Over the last 4 years we have developed a suite of proprietary models for the accurate forecasting of energy and environmental asset prices over various timeframes.

For example, we have both multi-day (‘Micro’) and multi-month (‘Macro’) price forecasts for “EU EUA” allowances (which represent the right for a Covered Entity to emit 1 ton of CO2-equivalent GHGs within the European Union’s Emissions Trading Scheme (ETS)).

Forecasts using local data sets combined with our macro data sets can be provided for any national ETS.

EU ETS EUAs are actively traded on both spot and futures markets. EU ETS “Covered Entities” need to ensure they purchase the right quantity to match their year’s carbon emissions. The market price varies over time, so there is scope to save money by optimising one’s timing in the market.

Financial traders such as commodity trading funds, hedge funds, investment banks and brokers and similar can also utilise price forecasting to achieve higher portfolio returns.

Additionally, the EUA price will determine the EU Carbon Border Adjustment Mechanism charge (to buy certificates) which will be payable to the EU when importing 1 ton of in-scope product (e.g. steel, ammonia etc) into the EU. 

PROCESS

The model provides a general innovative method with base learners to predict carbon and oil time series monthly data in high dimensions. In particular, we innovate on real time to improve predictive accuracy.

• We utilise an ensemble learning technique that combines multiple predictive learner models and allows for the additions of other learners.

• different algorithms generate varying predictions on the same data because characteristics (and covariates) are allocated different levels of importance by each algorithm. The evolution over time of the data and the economic and market environments are thus captured in the event that some fundamental structure changes occur.
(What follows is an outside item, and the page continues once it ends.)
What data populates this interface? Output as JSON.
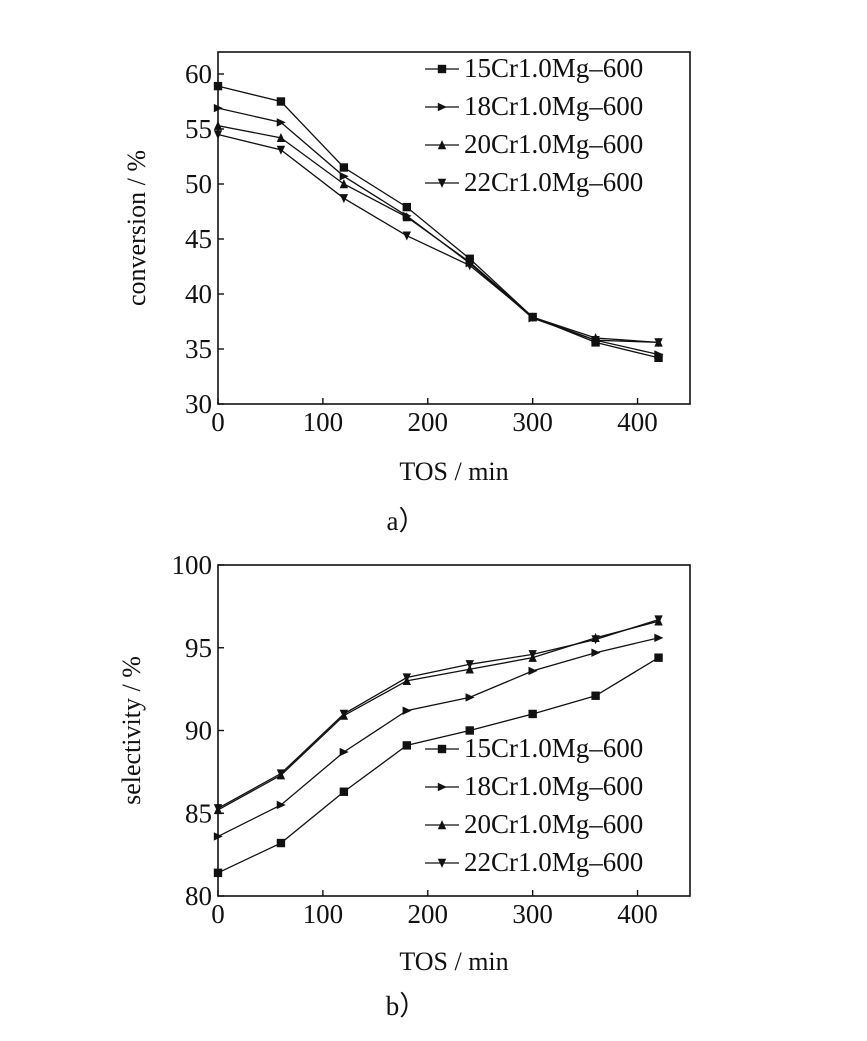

• by dynamically and optimally combining multiple algorithms for each observation, we are able to adapt to new data and improve the predictive accuracy in a walk-forward manner.

• the decomposition method uses pattern detection techniques to decomposes the original series into components. It can purge non-stationary trends from the prices, leaving the most volatile stationary part for the learners to handle.

ACTUAL PERFORMANCE

Short Term (daily) carbon price (EUA) prediction accuracy: 83.1% directional accuracy with 2.5% error (RMSE)

Long Term (3 months to 18 months) carbon price (EUA) prediction accuracy: 81.5% directional accuracy with 8.1% error (RMSE)

actual achieved trading results average return 61.8% per quarter (CAGR 585.4%)

Note of course that past results are not necessarily a good guide to future results.

The algorithm can also be used for predicting oil (Brent and WTI) prices and other commodity prices.

This sort of forecast, and the ‘cost of carbon’ it represents, can also be integrated into more complex financial analyses, for example the payback period for a proposed investment project.